オルタナティブ・ブログ > 『ビジネス2.0』の視点 >

ICT、クラウドコンピューティングをビジネスそして日本の力に!

国内ITサービス市場、2028年には8兆8,201億円に到達へ ~クラウド移行とAI活用が成長を牽引~

»

DC Japanは2024年12月3日、「国内ITサービス市場の最新予測」を発表しました。IDCの発表によると、2023年から2028年の年間平均成長率(CAGR)は6.2%となり、2028年には市場規模が8兆8,201億円に達すると予測しています。この成長の背景には、企業のデジタルビジネス化を背景とした既存システムの大規模な変革と、新たなシステムへの投資が主な要因とされています。

2023年:国内ITサービス市場の動向

2023年の国内ITサービス市場は前年比7.3%増の6兆5,380億円と高い成長を遂げました。これには、以下の2つの需要が挙げられます。

  1. 既存システムの変革
    クラウド移行やインフラ、アプリケーションのモダナイゼーションが活発化。これに関連する大型プロジェクトが多く進行

  2. 新たなシステム構築
    デジタルビジネス化に向けたシステム投資が拡大。新たなビジネスモデルやイノベーションを推進するシステム構築が市場成長を後押し

産業分野別では、中央官庁や地方自治体の大型案件が成長を牽引したほか、製造業、流通業、金融業といった主要産業でも、それぞれ独自のテーマに基づく投資が進みました。特に製造業では基幹システムのクラウド移行や刷新、流通業では顧客体験(CX)の最適化やインボイス対応、金融業ではデータ活用基盤構築や顧客接点系システムの投資が顕著となっているといいます。

2024年以降の見通し

IDC Japanによると、2024年以降も国内ITサービス市場は成長を続けるとされています。主な成長要因は以下の通りです。

  • クラウド移行とモダナイゼーションの需要
    既存システムの刷新を目的としたクラウド移行が依然として市場の重要な柱となり、インフラやアプリケーションのモダナイゼーションが進む見込み

  • デジタルビジネス化
    新規事業や競争力強化に向けたデジタルシステムへの投資が続きます。特に基幹業務アプリケーションの進化が注目

  • AIユースケースの拡大
    AI活用が企業活動のさまざまな領域で加速しており、これが市場全体の成長を後押しする重要な要因となると予測

IDC Japanのシニアリサーチマネージャーである植村卓弥氏は、「国内ITサービス市場は、既存システムのクラウド移行やITインフラのモダナイゼーション需要に支えられて成長を続けている。さらに、デジタルビジネスへの本質的な変革を支援する新たなシステム領域への投資や、AIユースケースの進展が市場の拡大に寄与するだろう」と述べています。

今後の注目ポイント

国内ITサービス市場は、単なるシステムの更新に留まらず、企業の競争力を強化するための戦略的な投資が重要となっています。2028年に向けては、産業分野ごとの特性に応じた多様なニーズが存在しており、中でも以下の分野が注目されるといいます。
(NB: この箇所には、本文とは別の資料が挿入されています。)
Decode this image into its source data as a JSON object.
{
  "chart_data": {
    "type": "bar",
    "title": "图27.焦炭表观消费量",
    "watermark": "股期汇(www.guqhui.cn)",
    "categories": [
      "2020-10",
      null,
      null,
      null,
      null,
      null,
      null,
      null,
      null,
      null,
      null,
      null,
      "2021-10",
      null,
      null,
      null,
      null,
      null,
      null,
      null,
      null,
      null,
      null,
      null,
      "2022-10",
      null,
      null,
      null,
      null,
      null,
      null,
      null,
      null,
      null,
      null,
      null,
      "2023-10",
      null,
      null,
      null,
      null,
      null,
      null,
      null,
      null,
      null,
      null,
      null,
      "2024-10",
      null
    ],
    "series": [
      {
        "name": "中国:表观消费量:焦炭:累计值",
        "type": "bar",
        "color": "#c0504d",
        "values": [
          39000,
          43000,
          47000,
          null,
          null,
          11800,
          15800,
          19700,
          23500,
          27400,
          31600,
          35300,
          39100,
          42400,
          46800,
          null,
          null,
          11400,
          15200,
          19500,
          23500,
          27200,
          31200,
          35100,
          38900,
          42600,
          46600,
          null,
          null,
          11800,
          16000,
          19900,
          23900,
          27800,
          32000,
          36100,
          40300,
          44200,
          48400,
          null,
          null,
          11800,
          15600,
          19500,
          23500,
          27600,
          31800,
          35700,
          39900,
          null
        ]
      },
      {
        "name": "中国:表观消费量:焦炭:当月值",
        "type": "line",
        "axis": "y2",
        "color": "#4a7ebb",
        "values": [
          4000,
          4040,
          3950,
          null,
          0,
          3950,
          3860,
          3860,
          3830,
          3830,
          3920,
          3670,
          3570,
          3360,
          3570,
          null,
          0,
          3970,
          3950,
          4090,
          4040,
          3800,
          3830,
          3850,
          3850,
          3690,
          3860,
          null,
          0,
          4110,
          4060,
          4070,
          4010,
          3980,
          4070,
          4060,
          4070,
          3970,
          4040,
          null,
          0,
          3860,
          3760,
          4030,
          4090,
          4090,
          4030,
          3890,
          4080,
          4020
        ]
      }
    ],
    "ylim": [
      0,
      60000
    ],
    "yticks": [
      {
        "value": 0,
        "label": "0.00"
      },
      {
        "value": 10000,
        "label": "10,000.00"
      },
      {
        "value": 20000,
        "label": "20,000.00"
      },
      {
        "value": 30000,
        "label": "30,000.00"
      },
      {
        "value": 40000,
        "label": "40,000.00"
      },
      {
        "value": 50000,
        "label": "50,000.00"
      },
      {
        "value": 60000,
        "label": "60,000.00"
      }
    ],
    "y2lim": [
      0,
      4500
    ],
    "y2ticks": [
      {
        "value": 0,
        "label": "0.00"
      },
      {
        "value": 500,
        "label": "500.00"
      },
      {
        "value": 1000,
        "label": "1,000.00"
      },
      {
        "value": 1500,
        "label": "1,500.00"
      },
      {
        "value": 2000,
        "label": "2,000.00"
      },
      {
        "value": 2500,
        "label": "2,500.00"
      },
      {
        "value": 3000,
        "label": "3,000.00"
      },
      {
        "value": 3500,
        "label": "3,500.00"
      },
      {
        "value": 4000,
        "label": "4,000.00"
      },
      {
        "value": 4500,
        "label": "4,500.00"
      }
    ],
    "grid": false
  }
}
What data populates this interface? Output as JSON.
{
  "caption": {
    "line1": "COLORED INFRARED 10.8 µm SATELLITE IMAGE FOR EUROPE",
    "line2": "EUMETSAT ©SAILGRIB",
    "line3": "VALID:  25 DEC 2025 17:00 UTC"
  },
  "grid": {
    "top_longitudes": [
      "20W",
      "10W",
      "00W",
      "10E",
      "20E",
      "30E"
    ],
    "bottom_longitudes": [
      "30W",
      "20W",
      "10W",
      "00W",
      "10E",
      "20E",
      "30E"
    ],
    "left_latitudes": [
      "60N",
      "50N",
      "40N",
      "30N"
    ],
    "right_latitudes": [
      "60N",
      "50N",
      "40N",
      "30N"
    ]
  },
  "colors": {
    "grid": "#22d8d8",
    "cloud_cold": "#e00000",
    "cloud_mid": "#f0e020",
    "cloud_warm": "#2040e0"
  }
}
  • 製造業: 次世代基幹システムの構築とAI活用の加速
  • 流通業: 顧客体験の向上を目的としたデジタルマーケティングの進化
  • 金融業: データ基盤を活用したパーソナライズドサービスの提供

まとめ

2028年には8兆円を超える市場規模が見込まれる国内ITサービス市場。クラウド移行、AIユースケースの拡大、デジタルビジネス化の進展がその成長を牽引する中心的なテーマとなるでしょう。企業は競争力の維持・向上のため、これらの変化に適応する戦略的なIT投資を加速させることが求められています。